Pour compléter cela, Paul écrit, un peu plus loin dans sa lettre aux Romains (nous l’entendrons dans deux semaines), que « rien ne pourra nous séparer de l’amour de Dieu qui est dans le Christ Jésus notre Seigneur. » (Romains 8,39) : ni la mort, ni la vie, ni aucune puissance. Ces mots de saint Paul rejoignent bien l’Évangile que nous venons d’entendre et la situation que nous vivons au cœur de notre diocèse, en ces jours d’épreuve.
Revenons maintenant à l’Évangile avec les deux dernières paraboles : le grain de moutarde, « la plus petite de toutes les semences » (Matthieu 13,32), qui devient un arbre où les oiseaux du ciel viennent faire leur nid ; et le levain, capable de faire lever la pâte sans qu’on la voie agir.
Une vie de prêtre ressemble à cela. Elle ne se mesure jamais à sa durée, ni à ses éclats. Elle se mesure à ce qu’elle a fait lever, discrètement dans la célébration d’un sacrement, une visite à un malade, une parole donnée à quelqu’un qui en avait besoin, un geste que personne n’a vu sauf celui qui l’a reçu. Ce travail ne s’arrête pas avec la mort. Le levain a déjà fait son œuvre dans la pâte ; il continue en nous, dans ce que nous avons reçue de lui et que nous portons maintenant à notre tour. Alors, en ce temps d’épreuve pour notre diocèse, faisons mémoire de ce que nous avons pu recevoir de l’abbé Dominique-Marie, de ce que son accompagnement, sa rencontre a fait lever en nous. Accueillons le fruit de ce qu’il a semé en nos vies par son témoignage, le don de sa vie.

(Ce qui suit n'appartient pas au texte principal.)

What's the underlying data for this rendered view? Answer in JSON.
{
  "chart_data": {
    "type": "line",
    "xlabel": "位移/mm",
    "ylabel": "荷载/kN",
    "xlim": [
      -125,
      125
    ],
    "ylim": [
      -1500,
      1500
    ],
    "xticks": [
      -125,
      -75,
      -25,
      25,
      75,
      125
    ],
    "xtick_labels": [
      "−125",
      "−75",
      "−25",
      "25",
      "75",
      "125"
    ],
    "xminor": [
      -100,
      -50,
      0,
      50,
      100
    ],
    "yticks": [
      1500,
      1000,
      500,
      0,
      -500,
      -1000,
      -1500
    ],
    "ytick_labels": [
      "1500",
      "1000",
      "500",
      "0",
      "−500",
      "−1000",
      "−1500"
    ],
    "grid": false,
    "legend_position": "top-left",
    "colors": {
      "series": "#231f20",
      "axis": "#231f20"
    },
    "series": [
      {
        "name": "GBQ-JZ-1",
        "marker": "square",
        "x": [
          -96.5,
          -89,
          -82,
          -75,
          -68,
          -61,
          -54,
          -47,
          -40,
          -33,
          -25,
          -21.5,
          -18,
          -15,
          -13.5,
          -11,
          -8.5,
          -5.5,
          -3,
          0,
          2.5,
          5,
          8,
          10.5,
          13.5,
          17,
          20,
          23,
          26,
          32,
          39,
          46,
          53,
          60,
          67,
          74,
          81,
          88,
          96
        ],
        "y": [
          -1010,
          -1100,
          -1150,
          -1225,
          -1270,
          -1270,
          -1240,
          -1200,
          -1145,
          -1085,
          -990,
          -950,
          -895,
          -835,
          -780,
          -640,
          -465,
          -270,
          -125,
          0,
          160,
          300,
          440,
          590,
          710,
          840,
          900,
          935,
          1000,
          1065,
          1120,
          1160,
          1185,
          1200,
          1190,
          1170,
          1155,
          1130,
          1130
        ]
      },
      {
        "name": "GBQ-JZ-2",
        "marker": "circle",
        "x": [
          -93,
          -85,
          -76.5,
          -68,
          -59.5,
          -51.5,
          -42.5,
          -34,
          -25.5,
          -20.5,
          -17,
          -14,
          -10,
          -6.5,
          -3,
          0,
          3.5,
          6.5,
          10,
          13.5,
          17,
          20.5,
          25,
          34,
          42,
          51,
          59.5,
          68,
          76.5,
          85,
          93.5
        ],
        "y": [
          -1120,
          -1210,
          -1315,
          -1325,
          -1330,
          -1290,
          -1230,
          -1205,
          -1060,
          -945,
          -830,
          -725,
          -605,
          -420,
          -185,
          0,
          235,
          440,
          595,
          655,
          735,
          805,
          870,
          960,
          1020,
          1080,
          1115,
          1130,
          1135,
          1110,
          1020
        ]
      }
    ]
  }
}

Le maître du champ nous dit d’attendre la moisson. Il ne nous demande pas d’oublier, ni de faire comme si de rien n’était. Dans l’Ancien Testament, le prophète Isaïe se faisait le porte-parole du Seigneur quand il disait : « mes pensées ne sont pas vos pensées, et vos chemins ne sont pas mes chemins. » (Isaïe 55,8) Cette parole n’est pas pour mettre une distance supplémentaire entre Dieu et nous, mais elle nous invite à ne pas exiger de Dieu ce qu’il ne nous a jamais promis d’expliquer, et à recevoir ce qu’il nous promet réellement : sa présence, jusqu’au bout.
Nous ne sommes pas les maîtres du champ. Nous en sommes les serviteurs, chargés simplement de continuer à semer, même le cœur lourd, en confiance. La moisson ne nous appartient pas : elle appartient à Dieu. Que le Seigneur nous donne la joie de continuer à des semeurs. Amen.